Hace días que no ve los hilos de colores, ni el dibujo que teje mecánicamente, sino la mirada extraña del dueño del telar, un hombre barbudo y obeso, de ojos brillantes y manos nerviosas. Preferiría no tenerlo allí enfrente, como ha sido casi siempre, cuando él se limitaba a estar fuera, tomando el sol y bebiendo té, y sólo penetraba en el angosto recinto para controlar el trabajo de la chiquillería. Con su pelo recogido atrás, ella recuerda el día de su venta, por seiscientas piastras, y cómo el dinero pasó de las manos avaras de aquel hombre cruel a las de sus desesperados padres. Mientras se alejaba del poblado, junto a otros niños y niñas, en grupo desamparado y lacrimoso, aún tenía la esperanza de regresar pronto a su hogar. Entendió sin comprender que había que alimentar al resto de hermanos y hermanas, y que su sacrificio era el mal necesario para la supervivencia de los demás. ¿Pero y si el resto de sus hermanos y hermanas terminaban igual que ella? La pobreza es una carga demasiado pesada. El tiempo ha pasado, y sabe que jamás retornará a casa, y que las inexistentes cuerdas que la aprisionan son más fuertes que esas que ha visto en la cerviz de los bueyes que tiran de los arados en los campos.

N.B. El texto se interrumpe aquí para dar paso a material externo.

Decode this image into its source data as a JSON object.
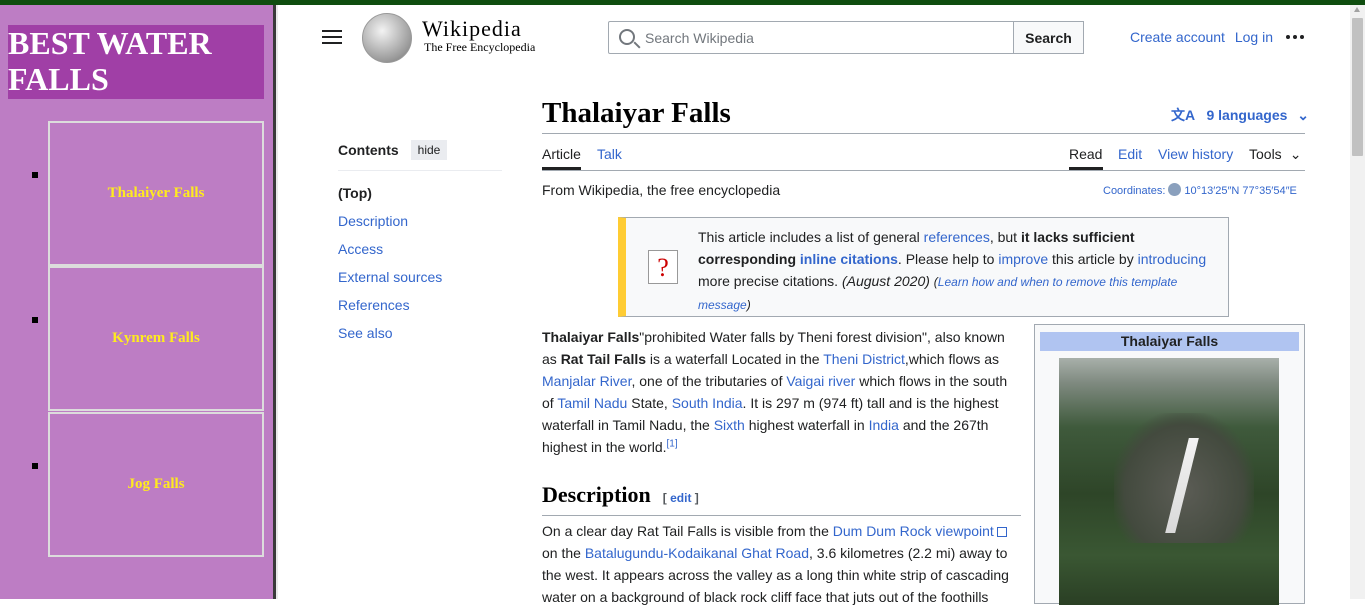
{
  "sidebar": {
    "title": "BEST WATER FALLS",
    "items": [
      {
        "label": "Thalaiyer Falls"
      },
      {
        "label": "Kynrem Falls"
      },
      {
        "label": "Jog Falls"
      }
    ]
  },
  "header": {
    "logo_word": "Wikipedia",
    "logo_tagline": "The Free Encyclopedia",
    "search_placeholder": "Search Wikipedia",
    "search_button": "Search",
    "create_account": "Create account",
    "log_in": "Log in"
  },
  "toc": {
    "heading": "Contents",
    "hide_label": "hide",
    "items": [
      "(Top)",
      "Description",
      "Access",
      "External sources",
      "References",
      "See also"
    ]
  },
  "article": {
    "title": "Thalaiyar Falls",
    "languages": "9 languages",
    "tabs_left": [
      "Article",
      "Talk"
    ],
    "tabs_right": [
      "Read",
      "Edit",
      "View history",
      "Tools"
    ],
    "from_line": "From Wikipedia, the free encyclopedia",
    "coords_label": "Coordinates:",
    "coords_value": "10°13′25″N 77°35′54″E",
    "notice": {
      "t1": "This article includes a list of general ",
      "l1": "references",
      "t2": ", but ",
      "b1": "it lacks sufficient corresponding ",
      "l2": "inline citations",
      "t3": ". Please help to ",
      "l3": "improve",
      "t4": " this article by ",
      "l4": "introducing",
      "t5": " more precise citations. ",
      "date": "(August 2020)",
      "learn": "Learn how and when to remove this template message"
    },
    "intro": {
      "b1": "Thalaiyar Falls",
      "t1": "\"prohibited Water falls by Theni forest division\", also known as ",
      "b2": "Rat Tail Falls",
      "t2": " is a waterfall Located in the ",
      "l1": "Theni District",
      "t3": ",which flows as ",
      "l2": "Manjalar River",
      "t4": ", one of the tributaries of ",
      "l3": "Vaigai river",
      "t5": " which flows in the south of ",
      "l4": "Tamil Nadu",
      "t6": " State, ",
      "l5": "South India",
      "t7": ". It is 297 m (974 ft) tall and is the highest waterfall in Tamil Nadu, the ",
      "l6": "Sixth",
      "t8": " highest waterfall in ",
      "l7": "India",
      "t9": " and the 267th highest in the world.",
      "ref": "[1]"
    },
    "section_heading": "Description",
    "edit_label": "edit",
    "desc": {
      "t1": "On a clear day Rat Tail Falls is visible from the ",
      "l1": "Dum Dum Rock viewpoint",
      "t2": " on the ",
      "l2": "Batalugundu-Kodaikanal Ghat Road",
      "t3": ", 3.6 kilometres (2.2 mi) away to the west. It appears across the valley as a long thin white strip of cascading water on a background of black rock cliff face that juts out of the foothills"
    },
    "infobox_title": "Thalaiyar Falls"
  }
}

La tarde, avergonzada por lo que va a suceder, desaparece tras las colinas del horizonte. Los ojos del hombre escrutan a la niña de arriba abajo. Rama, testigo involuntario, se aparta en un rincón, y se acurruca entre las sombras. No sabe, no conoce, pero nadie le ordena retirarse para que no vea la escena. ¡Qué importa, si sólo es un mero objeto de producción! Kareena hace su trabajo, cumple con sus exigentes deberes laborales, pero no es eso lo que hoy, esta anochecida, quiere su amo. Las manos grandes e impacientes la estrujan con fuerza y le causan dolor. Sus ajadas ropas caen al suelo, entre los restos de algodón y telas. Desnuda aún con la inocencia de la infancia a punto de romperse, es arrojada al suelo, sobre un sucio jergón, y atravesada con la violencia animal desatada de una lujuria sin nombre. Sus quejas son acalladas por una palma brutal que golpea su mejilla, y el jadeo de la bestia termina cuando se consuma todo. Los ojos de Rama se abren de puro miedo, y se los tapa con sus manecillas callosas y malheridas. Aishwarya, la niña que se incorporará a la cárcel taller a los pocos días, escuchará de boca de Kareena, entre susurros lastimeros, la terrible experiencia, y sabrá que en su precio también estaba incluido su cuerpo.
Es de noche, y los telares dejan de fabricar las alfombras que unas manos extrañas acariciarán en los zocos y en las grandes tiendas una vez estén terminadas, ignorantes de que están impregnadas del sudor y la sangre de una niña de seiscientas piastras de ojos vacuos, y de las lágrimas de un niño de siete años, con sarna y tuberculosis, que morirá un mal día a causa de una paliza por pedir un poco más de comida.